Manager e team HR hanno numerose aree sulle quali impegnarsi per costruire condizioni capaci di generare «lavoro dignitoso e sostenibile». Tra queste riveste un rilievo particolare la progettazione organizzativa (work & job design), una dimensione che forse è stata trascurata nel tempo e privata di quell’attento presidio che invece merita. Soprattutto quando le innovazioni tecnologiche possono avere conseguenze ancora più importanti che nel passato sui contenuti, sulla qualità e sul significato dei lavori.
Al riguardo vale sempre la pena tenere vivo il monito di Émile Durkheim che sosteneva come lavori poco significativi, oltre che influenzare negativamente l’autostima degli individui, generano anche disaffezione verso la partecipazione attiva alla vita della società. Comprendere l’importanza del proprio lavoro nel sistema più ampio dell’organizzazione dell’impresa, infatti, consente al lavoratore di capire anche il valore sociale di quello che fa e del proprio ruolo.
Per questo tutti i lavori, anche quelli non complessi e che richiedono minore intensità di conoscenze, devono essere progettati in modo che le persone ne comprendano il senso e il valore per sé stessi, per l’impresa e la società. Qualcuno potrebbe obiettare che ormai questa sensibilità è parte integrante della cultura manageriale e che si presta già attenzione a questo aspetto per evitare pratiche di organizzazione del lavoro fondate “scientificamente” su una parcellizzazione spinta ben conosciuti nel passato. Marx, come noto, individuava in questa pratica la ragione dell’alienazione e dello stato di sfruttamento nel quale la classe operaia veniva tenuta.
Eppure la tentazione di ricercare la massima efficienza attraverso una crescente specializzazione e/o parcellizzazione del lavoro bussa sempre alla porta di imprese e organizzazioni. Alcuni lavori generati dal cosiddetto capitalismo delle piattaforme possono testimoniarlo. Tra le implicazioni dannose c’è proprio la separazione prodotta ad arte tra il lavoratore e i fini dell’attività che è chiamato a fare, circostanza che impoverisce di significato e di valore il lavoro svolto.

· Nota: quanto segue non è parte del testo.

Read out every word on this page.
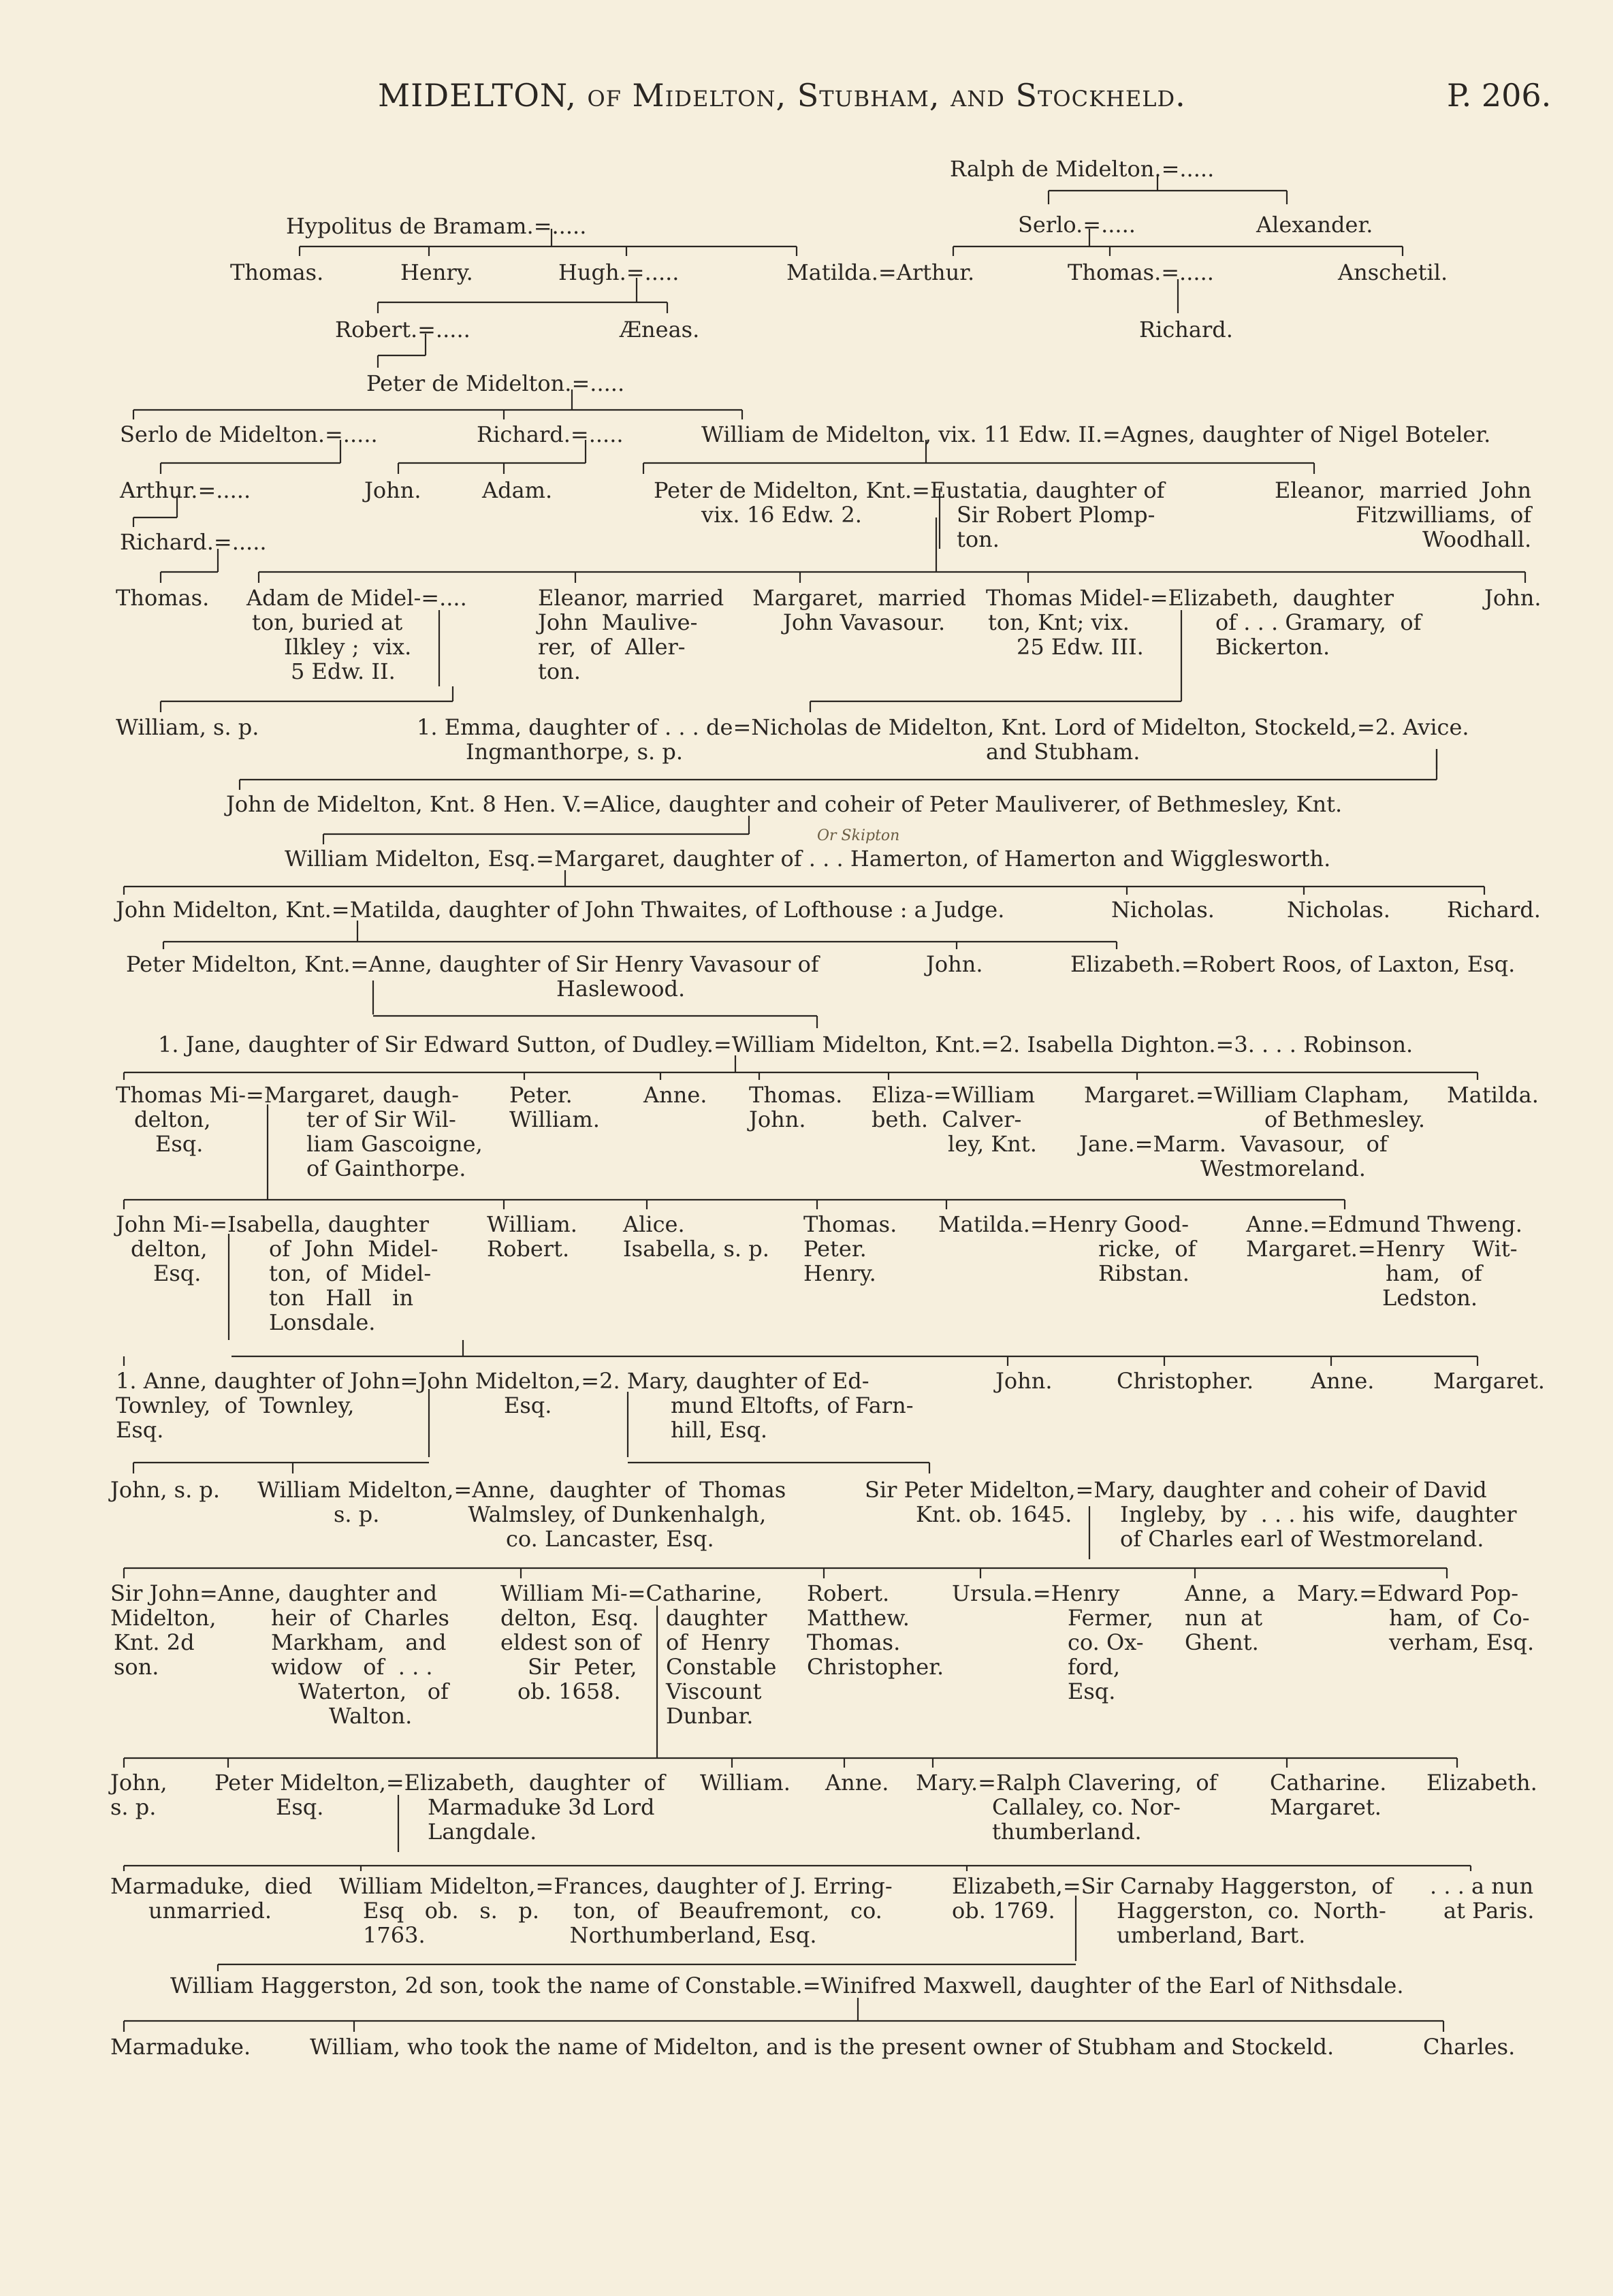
MIDELTON, of Midelton, Stubham, and Stockheld.	P. 206.
Ralph de Midelton.=.....
Hypolitus de Bramam.=.....	Serlo.=.....	Alexander.
Thomas.	Henry.	Hugh.=.....	Matilda.=Arthur.	Thomas.=.....	Anschetil.
Robert.=.....	Æneas.	Richard.
Peter de Midelton.=.....
Serlo de Midelton.=.....	Richard.=.....	William de Midelton, vix. 11 Edw. II.=Agnes, daughter of Nigel Boteler.
Arthur.=.....	John.	Adam.	Peter de Midelton, Knt.=Eustatia, daughter of
vix. 16 Edw. 2.	Sir Robert Plomp-
ton.
Eleanor,  married  John
Fitzwilliams,  of
Woodhall.
Richard.=.....
Thomas. Adam de Midel-=....
ton, buried at
Ilkley ;  vix.
5 Edw. II.
Eleanor, married
John  Maulive-
rer,  of  Aller-
ton.
Margaret,  married
John Vavasour.
Thomas Midel-=Elizabeth,  daughter
ton, Knt; vix.
25 Edw. III.
of . . . Gramary,  of
Bickerton.
John.
William, s. p.	1. Emma, daughter of . . . de=Nicholas de Midelton, Knt. Lord of Midelton, Stockeld,=2. Avice.
Ingmanthorpe, s. p.	and Stubham.
John de Midelton, Knt. 8 Hen. V.=Alice, daughter and coheir of Peter Mauliverer, of Bethmesley, Knt.
Or Skipton
William Midelton, Esq.=Margaret, daughter of . . . Hamerton, of Hamerton and Wigglesworth.
John Midelton, Knt.=Matilda, daughter of John Thwaites, of Lofthouse : a Judge.	Nicholas.	Nicholas.	Richard.
Peter Midelton, Knt.=Anne, daughter of Sir Henry Vavasour of
Haslewood.
John.	Elizabeth.=Robert Roos, of Laxton, Esq.
1. Jane, daughter of Sir Edward Sutton, of Dudley.=William Midelton, Knt.=2. Isabella Dighton.=3. . . . Robinson.
Thomas Mi-=Margaret, daugh-
delton,
Esq.
ter of Sir Wil-
liam Gascoigne,
of Gainthorpe.
Peter.
William.
Anne. Thomas.
John.
Eliza-=William
beth.  Calver-
ley, Knt.
Margaret.=William Clapham,
of Bethmesley.
Matilda.
Jane.=Marm.  Vavasour,   of
Westmoreland.
John Mi-=Isabella, daughter
delton,
Esq.
of  John  Midel-
ton,  of  Midel-
ton   Hall   in
Lonsdale.
William.
Robert.
Alice.
Isabella, s. p.
Thomas.
Peter.
Henry.
Matilda.=Henry Good-
ricke,  of
Ribstan.
Anne.=Edmund Thweng.
Margaret.=Henry    Wit-
ham,   of
Ledston.
1. Anne, daughter of John=John Midelton,=2. Mary, daughter of Ed-
Townley,  of  Townley,
Esq.
Esq.	mund Eltofts, of Farn-
hill, Esq.
John.	Christopher.	Anne.	Margaret.
John, s. p. William Midelton,=Anne,  daughter  of  Thomas
s. p.	Walmsley, of Dunkenhalgh,
co. Lancaster, Esq.
Sir Peter Midelton,=Mary, daughter and coheir of David
Knt. ob. 1645.	Ingleby,  by  . . . his  wife,  daughter
of Charles earl of Westmoreland.
Sir John=Anne, daughter and
Midelton,
Knt. 2d
son.
heir  of  Charles
Markham,   and
widow   of  . . .
Waterton,   of
Walton.
William Mi-=Catharine,
delton,  Esq.
eldest son of
Sir  Peter,
ob. 1658.
daughter
of  Henry
Constable
Viscount
Dunbar.
Robert.
Matthew.
Thomas.
Christopher.
Ursula.=Henry
Fermer,
co. Ox-
ford,
Esq.
Anne,  a
nun  at
Ghent.
Mary.=Edward Pop-
ham,  of  Co-
verham, Esq.
John,
s. p.
Peter Midelton,=Elizabeth,  daughter  of
Esq.	Marmaduke 3d Lord
Langdale.
William. Anne. Mary.=Ralph Clavering,  of
Callaley, co. Nor-
thumberland.
Catharine.
Margaret.
Elizabeth.
Marmaduke,  died
unmarried.
William Midelton,=Frances, daughter of J. Erring-
Esq   ob.   s.   p. ton,   of   Beaufremont,   co.
1763.	Northumberland, Esq.
Elizabeth,=Sir Carnaby Haggerston,  of
ob. 1769.	Haggerston,  co.  North-
umberland, Bart.
. . . a nun
at Paris.
William Haggerston, 2d son, took the name of Constable.=Winifred Maxwell, daughter of the Earl of Nithsdale.
Marmaduke.	William, who took the name of Midelton, and is the present owner of Stubham and Stockeld.	Charles.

Con quali effetti? Poca considerazione e poco riconoscimento verso quello che si fa contribuiranno a sciogliere i legami sociali nella comunità lavorativa incentivando atteggiamenti individualistici. Tutto questo ridurrà anche l’interesse del lavoratore a partecipare alla vita dell’impresa e a sentirsi impegnato verso il raggiungimento di obiettivi comuni.
Non può esserci dunque lavoro dignitoso e sostenibile senza partecipazione, perché quest’ultima è un suo fattore costitutivo. Ora, gli ambiti organizzativi nei quali poterla declinare sono davvero numerosi. Potremmo dire che non c’è pratica di gestione delle risorse umane che non possa essere riletta con le lenti della partecipazione.
Un buon esempio sono le esperienze di job crafting che cercano il coinvolgimento del lavoratore nel disegnare e modellare sulle proprie caratteristiche il ruolo e le attività da svolgere. C’è tanto spazio per accrescere la partecipazione, però, non solo a livello individuale ma anche a livello collettivo.
Cosa possono fare, allora, manager e team HR per accrescere la partecipazione dei collaboratori nel lavoro affidato loro, nei sistemi di performance management, nel disegno delle politiche e dei percorsi di carriera, in quelle di reward e nei sistemi di relazioni industriali?
C’è molto lavoro da fare innovando e sperimentando, in tutta la filiera del lavoro che va ben oltre quello «dipendente», per generare impatto sociale positivo nell’ecosistema della forza lavoro.